Ask HN: Why there are still no signs of increase in productivity anywhere?

Several PhD-level reasoning models have been released since September of 2024, and since then there have been many extraordinary claims of 10x to 1000x increase in productivity in programming.

Given that it's now October of 2025 I must ask, why there are no signs of such revolutionary increase in productivity?

5 points | by pera 5 hours ago

4 comments

  • pera 5 hours ago
    I also wanted to add a bit more context regarding some of these claims.

    For example, back in March Dario Amodei, the CEO and cofounder of Anthropic, said:

    > I think we will be there in three to six months, where AI is writing 90% of the code. And then, in 12 months, we may be in a world where AI is writing essentially all of the code

    Other similar claims:

    https://edition.cnn.com/2025/09/23/tech/google-study-90-perc...

    https://www.cnbc.com/2025/04/29/satya-nadella-says-as-much-a...

    Some of these AI predictions seem quite unlikely too, for example AI 2027:

    https://news.ycombinator.com/item?id=43571851

    > By late 2029, existing SEZs have grown overcrowded with robots and factories, so more zones are created all around the world (early investors are now trillionaires, so this is not a hard sell). Armies of drones pour out of the SEZs, accelerating manufacturing on the critical path to space exploration.

    > The new decade dawns with Consensus-1’s robot servitors spreading throughout the solar system. By 2035, trillions of tons of planetary material have been launched into space and turned into rings of satellites orbiting the sun.32 The surface of the Earth has been reshaped into Agent-4’s version of utopia

    • JohnFen 5 hours ago
      You should not believe any of the claims genAI companies make about their products. They just straight-up lie. For example:

      > Several PhD-level reasoning models have been released since September of 2024

      This is not true. What's true is that several models have been released that the companies have claimed to be "PhD-level" (whatever that means), but so far none of them have actually demonstrated such a trait outside of very narrow and contrived use cases.

      • Ekaros 4 hours ago
        If there is such models. Why are there not widely discussed full thesis works produced fully by them? Surely getting dozens of those out should be trivial if they are that good.
        • DaveZale 4 hours ago
          Well, would the AI graduate students also be required to be jerked around by professors, pass hundreds of exams, present seminars, teach, do original research, write proposals, deal with bureaucracy,too? Maybe this would solve the "hallucination" issues?
    • AfterHIA 45 minutes ago
      I'm going to laugh and shit my pants in that or some order when we realize the models that produced ALL the code has sleeper protocols built into the code that's now maintained by AI agents that might also be infected with sleeper protocols. Then later when 50 messages on Claude costs 2,500$ every company in the world is either going to experience exponential cost increases or spend an exponentially large amount of capital hiring and re-hiring engineers to, "un-AI'ify" the codebase.
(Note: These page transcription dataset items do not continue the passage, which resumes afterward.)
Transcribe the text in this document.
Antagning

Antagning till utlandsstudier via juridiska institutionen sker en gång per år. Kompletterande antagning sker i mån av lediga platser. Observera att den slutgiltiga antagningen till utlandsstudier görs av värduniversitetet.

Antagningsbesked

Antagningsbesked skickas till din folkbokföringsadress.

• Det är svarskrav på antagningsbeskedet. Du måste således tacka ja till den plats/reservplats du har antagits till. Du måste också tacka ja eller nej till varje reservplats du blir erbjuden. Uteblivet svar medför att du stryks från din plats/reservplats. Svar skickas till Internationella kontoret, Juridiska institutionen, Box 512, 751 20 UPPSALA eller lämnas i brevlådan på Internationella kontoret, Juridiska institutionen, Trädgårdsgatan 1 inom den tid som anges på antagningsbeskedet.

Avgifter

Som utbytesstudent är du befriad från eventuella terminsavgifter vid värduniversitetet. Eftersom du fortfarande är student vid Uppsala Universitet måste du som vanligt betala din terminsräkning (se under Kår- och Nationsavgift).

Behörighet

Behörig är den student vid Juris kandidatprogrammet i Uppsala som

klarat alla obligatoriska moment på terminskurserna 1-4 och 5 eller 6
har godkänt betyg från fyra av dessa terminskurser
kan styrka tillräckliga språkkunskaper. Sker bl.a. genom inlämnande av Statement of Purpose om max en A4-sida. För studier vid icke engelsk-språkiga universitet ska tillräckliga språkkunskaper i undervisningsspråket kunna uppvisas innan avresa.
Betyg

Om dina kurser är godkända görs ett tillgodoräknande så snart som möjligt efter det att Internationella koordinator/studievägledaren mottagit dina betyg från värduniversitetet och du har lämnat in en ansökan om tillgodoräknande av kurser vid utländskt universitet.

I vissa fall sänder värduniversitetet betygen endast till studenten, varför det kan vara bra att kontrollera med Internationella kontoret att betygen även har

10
      https://www.youtube.com/watch?v=wL22URoMZjo

  • necovek 4 hours ago
    This sounds like a disingenuous "ask HN": you are supposedly questioning marketing claims by AI model producers by pointing out how their predictions have not happened.

    Everyone knows why that's the case: because claims were never backed by anything but people claiming this in whose interest it was for others to buy into it.
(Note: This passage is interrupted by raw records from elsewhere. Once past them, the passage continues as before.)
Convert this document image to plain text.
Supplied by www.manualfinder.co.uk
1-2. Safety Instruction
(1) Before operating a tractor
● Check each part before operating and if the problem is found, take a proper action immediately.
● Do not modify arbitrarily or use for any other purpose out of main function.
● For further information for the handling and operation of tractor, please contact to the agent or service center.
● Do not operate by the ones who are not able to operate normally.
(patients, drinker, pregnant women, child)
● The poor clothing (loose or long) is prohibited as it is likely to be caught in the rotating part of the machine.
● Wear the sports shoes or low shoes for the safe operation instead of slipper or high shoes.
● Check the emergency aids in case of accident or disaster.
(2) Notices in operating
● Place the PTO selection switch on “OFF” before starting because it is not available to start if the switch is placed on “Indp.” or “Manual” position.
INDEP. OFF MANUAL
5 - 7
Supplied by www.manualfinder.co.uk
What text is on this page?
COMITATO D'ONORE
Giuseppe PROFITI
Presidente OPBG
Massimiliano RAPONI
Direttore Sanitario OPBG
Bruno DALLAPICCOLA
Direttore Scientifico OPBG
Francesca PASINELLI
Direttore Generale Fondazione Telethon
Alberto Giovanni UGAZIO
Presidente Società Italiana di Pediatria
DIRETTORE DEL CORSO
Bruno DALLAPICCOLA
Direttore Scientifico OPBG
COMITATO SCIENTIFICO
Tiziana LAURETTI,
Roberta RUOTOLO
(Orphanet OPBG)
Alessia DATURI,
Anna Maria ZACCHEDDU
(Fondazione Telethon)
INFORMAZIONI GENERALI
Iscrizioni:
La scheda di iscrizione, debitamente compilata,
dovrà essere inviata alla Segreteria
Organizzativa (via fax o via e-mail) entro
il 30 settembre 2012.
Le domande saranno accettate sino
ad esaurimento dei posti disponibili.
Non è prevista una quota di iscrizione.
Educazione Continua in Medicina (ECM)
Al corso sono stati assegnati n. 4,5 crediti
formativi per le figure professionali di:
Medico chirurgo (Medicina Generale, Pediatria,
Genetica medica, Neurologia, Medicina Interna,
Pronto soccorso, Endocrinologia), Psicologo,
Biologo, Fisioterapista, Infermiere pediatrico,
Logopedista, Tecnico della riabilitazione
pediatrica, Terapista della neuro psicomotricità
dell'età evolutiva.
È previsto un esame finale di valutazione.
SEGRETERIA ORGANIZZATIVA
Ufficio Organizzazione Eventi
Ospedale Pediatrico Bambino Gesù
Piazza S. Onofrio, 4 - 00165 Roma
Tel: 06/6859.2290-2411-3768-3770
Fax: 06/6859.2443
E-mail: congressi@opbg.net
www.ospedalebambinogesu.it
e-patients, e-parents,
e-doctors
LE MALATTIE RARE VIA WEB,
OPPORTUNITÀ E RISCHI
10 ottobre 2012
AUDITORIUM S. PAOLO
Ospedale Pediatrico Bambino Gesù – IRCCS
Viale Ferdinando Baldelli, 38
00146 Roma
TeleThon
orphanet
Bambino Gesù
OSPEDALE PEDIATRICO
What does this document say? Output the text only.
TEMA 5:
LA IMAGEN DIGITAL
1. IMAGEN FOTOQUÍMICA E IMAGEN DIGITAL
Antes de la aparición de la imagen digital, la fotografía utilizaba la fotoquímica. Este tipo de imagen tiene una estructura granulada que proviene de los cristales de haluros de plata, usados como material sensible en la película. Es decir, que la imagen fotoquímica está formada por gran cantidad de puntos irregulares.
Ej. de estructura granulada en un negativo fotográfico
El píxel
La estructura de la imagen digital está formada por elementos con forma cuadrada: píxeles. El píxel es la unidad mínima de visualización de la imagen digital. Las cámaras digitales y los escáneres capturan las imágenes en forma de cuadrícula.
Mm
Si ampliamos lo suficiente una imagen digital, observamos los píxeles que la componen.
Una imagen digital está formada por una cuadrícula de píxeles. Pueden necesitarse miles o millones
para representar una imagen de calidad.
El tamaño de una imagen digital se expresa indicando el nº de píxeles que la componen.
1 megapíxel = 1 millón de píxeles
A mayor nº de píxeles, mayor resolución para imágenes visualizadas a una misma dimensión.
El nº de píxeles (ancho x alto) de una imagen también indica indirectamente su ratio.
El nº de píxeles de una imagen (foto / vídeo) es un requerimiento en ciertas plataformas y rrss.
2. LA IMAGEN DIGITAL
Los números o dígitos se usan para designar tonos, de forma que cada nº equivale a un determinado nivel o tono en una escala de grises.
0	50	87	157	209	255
    There might even be a case of shareholder fraud there for any public official, but obviously, they'll just claim they honestly believed that.

    • necovek 4 hours ago
      But even with that, we can get to most code being produced by LLMs, but without an increase in productivity.
  • pavel_lishin 4 hours ago
    > since then there have been many extraordinary claims

    Has there been any extraordinary evidence?
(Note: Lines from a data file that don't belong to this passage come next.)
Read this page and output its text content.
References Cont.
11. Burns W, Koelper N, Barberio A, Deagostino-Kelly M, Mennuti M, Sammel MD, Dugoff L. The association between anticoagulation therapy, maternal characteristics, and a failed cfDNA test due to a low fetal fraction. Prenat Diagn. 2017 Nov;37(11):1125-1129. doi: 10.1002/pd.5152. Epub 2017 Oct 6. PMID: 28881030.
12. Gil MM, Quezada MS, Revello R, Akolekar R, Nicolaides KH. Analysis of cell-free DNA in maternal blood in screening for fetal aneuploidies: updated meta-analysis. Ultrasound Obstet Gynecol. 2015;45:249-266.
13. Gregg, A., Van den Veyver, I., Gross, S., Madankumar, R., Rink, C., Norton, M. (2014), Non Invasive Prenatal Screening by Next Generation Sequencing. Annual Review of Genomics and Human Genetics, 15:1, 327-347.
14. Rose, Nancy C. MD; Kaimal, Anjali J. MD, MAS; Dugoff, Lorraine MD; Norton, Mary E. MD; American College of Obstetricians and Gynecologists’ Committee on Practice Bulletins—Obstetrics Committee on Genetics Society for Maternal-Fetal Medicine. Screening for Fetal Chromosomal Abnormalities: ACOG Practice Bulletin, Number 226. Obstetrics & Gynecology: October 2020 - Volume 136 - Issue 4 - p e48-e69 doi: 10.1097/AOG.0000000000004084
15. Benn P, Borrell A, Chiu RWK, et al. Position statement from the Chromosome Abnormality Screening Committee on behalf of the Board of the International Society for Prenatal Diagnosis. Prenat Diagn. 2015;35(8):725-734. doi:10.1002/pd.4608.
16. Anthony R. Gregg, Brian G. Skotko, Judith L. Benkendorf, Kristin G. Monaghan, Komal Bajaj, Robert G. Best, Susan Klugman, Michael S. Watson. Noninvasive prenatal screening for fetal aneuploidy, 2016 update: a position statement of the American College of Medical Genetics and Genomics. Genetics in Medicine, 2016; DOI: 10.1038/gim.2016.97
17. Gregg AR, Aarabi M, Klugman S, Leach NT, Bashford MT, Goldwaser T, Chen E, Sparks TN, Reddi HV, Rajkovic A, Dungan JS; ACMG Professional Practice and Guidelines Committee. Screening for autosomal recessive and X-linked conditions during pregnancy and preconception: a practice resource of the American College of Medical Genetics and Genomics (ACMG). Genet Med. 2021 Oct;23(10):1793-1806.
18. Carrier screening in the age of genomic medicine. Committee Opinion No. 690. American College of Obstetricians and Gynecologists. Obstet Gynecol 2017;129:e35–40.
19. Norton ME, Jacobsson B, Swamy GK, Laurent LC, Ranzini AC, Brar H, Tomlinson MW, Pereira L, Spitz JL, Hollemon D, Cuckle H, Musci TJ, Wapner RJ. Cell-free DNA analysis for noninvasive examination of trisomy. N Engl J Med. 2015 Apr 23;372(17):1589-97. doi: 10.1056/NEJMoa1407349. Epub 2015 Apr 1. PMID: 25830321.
  • AfterHIA 49 minutes ago
    Language models have limited use in many well established domains like the humanities, literature, and art. The reason "AI" isn't being used to build, "the future we always wanted" is that even before LLMs innovation and incremental improvement weren't, "hard;" it takes a significant financial infrastructure to market products and create, "new, better norms" and given that software has moved from, "sell people useful tools and support" to, "collect and sell massive amounts of data; engage in behavior modification" there's no real reason to create better tools even if Claude can exponentially reduce development costs and time to working prototypes. We're living beyond the scope of market capitalism. We now live in pre-technofeudalism so all non-marginal gains are going serve the oligarch's potential for rent-collection. They aren't for you and I.